Des écarts de performance dès le primaire
Les inégalités apparaissent dès l’entrée en CP, notamment en compréhension orale. En mathématiques, l’écart de niveau entre les élèves hors éducation prioritaire et ceux en REP+ est particulièrement marqué en résolution de problèmes : 24,5 points d’écart. De leur côté, les élèves du secteur privé présentent de meilleurs résultats que ceux du public dans toutes les disciplines évaluées. Des résultats à relativiser, soulignent les auteurs, en raison d’une structure sociale plus favorisée dans le privé.
Cependant, certains progrès sont observés. En anglais, les élèves scolarisés dans les écoles les plus défavorisées enregistrent une nette amélioration par rapport à 2016 : +15 points en compréhension orale et +13 points en compréhension écrite.

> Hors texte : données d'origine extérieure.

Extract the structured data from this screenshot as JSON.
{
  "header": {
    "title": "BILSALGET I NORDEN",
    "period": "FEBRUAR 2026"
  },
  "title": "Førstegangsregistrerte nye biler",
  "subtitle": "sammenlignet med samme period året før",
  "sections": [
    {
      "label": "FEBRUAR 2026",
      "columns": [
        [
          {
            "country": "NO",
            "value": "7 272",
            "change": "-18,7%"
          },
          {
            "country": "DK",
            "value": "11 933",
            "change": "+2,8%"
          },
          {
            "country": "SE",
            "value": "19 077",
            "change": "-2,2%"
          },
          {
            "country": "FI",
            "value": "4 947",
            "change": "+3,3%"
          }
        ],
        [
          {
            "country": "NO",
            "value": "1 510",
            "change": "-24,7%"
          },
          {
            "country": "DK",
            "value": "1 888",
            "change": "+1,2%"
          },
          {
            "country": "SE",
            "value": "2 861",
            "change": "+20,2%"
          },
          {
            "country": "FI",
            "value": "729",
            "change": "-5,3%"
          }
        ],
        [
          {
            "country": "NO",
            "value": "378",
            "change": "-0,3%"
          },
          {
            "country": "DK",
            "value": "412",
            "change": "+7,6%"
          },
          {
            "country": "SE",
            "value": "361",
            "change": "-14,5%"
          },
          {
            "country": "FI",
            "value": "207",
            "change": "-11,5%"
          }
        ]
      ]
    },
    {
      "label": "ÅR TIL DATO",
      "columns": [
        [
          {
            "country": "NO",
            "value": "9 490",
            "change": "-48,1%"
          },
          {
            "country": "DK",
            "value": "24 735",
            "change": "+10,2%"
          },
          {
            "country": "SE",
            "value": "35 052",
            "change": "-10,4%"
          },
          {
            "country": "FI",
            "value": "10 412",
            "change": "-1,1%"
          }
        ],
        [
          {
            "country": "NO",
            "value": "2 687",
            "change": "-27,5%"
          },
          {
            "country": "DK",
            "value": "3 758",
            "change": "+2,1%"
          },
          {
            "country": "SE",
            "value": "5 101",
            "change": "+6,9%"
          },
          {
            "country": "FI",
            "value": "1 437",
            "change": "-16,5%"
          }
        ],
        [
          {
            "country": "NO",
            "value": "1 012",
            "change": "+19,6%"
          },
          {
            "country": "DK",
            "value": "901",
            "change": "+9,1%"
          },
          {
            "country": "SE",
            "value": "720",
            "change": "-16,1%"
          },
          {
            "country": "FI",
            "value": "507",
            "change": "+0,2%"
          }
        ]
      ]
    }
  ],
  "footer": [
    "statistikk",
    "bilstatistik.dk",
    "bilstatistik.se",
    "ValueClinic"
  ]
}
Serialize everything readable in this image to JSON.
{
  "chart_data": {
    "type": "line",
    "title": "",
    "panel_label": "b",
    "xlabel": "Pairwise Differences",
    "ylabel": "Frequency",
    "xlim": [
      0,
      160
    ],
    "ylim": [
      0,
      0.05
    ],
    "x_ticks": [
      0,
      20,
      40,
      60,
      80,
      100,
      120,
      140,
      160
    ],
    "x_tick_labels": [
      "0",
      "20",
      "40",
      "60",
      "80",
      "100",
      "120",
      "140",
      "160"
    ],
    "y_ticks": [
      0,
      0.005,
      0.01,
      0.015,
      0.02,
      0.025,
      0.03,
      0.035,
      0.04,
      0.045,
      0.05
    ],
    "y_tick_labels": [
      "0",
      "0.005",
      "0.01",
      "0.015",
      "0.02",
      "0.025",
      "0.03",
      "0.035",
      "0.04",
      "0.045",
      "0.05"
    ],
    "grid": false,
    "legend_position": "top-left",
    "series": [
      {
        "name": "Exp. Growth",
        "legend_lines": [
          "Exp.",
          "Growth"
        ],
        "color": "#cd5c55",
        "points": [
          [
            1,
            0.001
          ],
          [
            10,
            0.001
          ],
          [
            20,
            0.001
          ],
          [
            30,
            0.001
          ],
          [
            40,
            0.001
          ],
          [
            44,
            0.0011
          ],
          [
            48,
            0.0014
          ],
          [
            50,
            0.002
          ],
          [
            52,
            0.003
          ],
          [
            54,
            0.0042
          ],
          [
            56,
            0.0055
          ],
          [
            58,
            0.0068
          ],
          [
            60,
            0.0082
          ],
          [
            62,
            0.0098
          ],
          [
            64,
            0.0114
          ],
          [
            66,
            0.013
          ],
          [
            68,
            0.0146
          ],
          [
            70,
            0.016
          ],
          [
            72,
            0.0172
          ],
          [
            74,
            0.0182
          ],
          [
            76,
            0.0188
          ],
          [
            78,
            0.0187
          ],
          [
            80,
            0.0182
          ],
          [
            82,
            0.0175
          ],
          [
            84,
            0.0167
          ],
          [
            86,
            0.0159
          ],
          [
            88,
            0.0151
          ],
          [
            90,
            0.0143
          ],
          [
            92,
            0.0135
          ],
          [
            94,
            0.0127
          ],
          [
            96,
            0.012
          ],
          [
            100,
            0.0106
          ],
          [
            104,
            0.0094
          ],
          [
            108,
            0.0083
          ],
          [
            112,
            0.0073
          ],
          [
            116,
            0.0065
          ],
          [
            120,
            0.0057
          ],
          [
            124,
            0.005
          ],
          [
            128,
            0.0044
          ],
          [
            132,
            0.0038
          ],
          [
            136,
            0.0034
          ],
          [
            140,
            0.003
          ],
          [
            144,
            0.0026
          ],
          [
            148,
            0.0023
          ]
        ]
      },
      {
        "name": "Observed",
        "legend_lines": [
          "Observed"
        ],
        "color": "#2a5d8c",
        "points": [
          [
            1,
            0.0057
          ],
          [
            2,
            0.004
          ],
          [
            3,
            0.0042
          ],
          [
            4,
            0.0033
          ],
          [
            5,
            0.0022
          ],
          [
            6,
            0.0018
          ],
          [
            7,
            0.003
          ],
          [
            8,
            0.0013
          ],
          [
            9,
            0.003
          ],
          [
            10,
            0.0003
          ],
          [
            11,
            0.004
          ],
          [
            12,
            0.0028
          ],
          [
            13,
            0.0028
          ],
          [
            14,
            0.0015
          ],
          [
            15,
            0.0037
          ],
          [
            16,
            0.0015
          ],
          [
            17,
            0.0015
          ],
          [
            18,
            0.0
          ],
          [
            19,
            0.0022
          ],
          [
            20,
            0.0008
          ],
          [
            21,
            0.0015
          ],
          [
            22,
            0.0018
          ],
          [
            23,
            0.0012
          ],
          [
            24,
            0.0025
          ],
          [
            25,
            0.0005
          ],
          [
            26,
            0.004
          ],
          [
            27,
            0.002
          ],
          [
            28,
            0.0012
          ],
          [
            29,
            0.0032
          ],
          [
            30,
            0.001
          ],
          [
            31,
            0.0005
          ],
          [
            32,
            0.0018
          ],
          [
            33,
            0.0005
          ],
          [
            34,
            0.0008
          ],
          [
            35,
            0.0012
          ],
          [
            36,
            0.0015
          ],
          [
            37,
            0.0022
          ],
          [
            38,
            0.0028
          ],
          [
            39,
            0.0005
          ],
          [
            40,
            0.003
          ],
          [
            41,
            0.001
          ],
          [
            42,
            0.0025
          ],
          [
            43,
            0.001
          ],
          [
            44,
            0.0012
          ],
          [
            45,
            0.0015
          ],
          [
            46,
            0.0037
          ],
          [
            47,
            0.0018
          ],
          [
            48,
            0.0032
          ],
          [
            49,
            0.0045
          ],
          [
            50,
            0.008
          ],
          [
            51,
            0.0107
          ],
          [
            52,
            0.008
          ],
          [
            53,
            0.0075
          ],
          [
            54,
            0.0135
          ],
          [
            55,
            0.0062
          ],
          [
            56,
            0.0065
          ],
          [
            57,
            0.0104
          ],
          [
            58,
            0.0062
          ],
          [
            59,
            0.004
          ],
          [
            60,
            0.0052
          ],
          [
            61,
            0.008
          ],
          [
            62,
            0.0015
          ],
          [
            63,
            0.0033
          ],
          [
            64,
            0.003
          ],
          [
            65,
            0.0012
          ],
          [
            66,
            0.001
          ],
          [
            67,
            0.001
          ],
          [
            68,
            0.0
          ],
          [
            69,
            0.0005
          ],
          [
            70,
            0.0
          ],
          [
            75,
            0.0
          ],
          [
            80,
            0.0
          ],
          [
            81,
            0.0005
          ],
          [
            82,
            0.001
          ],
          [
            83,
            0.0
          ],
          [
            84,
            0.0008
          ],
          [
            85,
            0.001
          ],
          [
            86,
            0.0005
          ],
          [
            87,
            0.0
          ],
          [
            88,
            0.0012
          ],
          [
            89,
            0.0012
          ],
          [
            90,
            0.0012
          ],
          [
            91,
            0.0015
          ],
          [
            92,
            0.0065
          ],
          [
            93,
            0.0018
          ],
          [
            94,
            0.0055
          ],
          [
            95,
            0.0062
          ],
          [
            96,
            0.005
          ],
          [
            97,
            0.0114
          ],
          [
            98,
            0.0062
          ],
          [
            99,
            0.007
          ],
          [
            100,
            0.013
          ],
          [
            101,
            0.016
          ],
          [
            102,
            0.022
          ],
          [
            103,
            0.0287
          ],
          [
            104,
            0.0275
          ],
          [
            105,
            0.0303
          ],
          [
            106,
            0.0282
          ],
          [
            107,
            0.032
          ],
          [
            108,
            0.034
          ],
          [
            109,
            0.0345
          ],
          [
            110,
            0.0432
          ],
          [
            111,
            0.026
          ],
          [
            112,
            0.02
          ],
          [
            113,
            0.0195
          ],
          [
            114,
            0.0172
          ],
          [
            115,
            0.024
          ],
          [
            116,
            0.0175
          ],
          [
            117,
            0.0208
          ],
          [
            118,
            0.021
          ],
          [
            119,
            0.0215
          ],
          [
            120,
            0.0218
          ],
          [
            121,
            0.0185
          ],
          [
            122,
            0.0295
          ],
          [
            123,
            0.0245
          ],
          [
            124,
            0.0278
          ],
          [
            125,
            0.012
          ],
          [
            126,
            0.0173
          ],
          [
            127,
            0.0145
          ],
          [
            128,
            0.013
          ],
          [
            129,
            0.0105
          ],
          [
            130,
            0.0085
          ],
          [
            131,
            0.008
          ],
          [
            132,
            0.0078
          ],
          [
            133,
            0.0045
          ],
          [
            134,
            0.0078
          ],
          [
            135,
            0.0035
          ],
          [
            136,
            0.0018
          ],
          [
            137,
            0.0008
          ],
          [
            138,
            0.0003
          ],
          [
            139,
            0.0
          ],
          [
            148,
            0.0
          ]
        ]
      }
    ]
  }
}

Des parcours scolaires marqués par l’origine sociale
Les difficultés scolaires persistantes pèsent lourdement sur l’orientation. En 2024, seuls 52 % des élèves de 3e en REP+ et 58 % en REP rejoignent une seconde générale ou technologique, contre 64 % hors éducation prioritaire. De plus, 25 % des collèges REP+ disposent simultanément d’une Segpa, d’une ULIS et d’une UPE2A, contre 14 % en REP, 4 % hors EP, et moins de 1 % dans le privé.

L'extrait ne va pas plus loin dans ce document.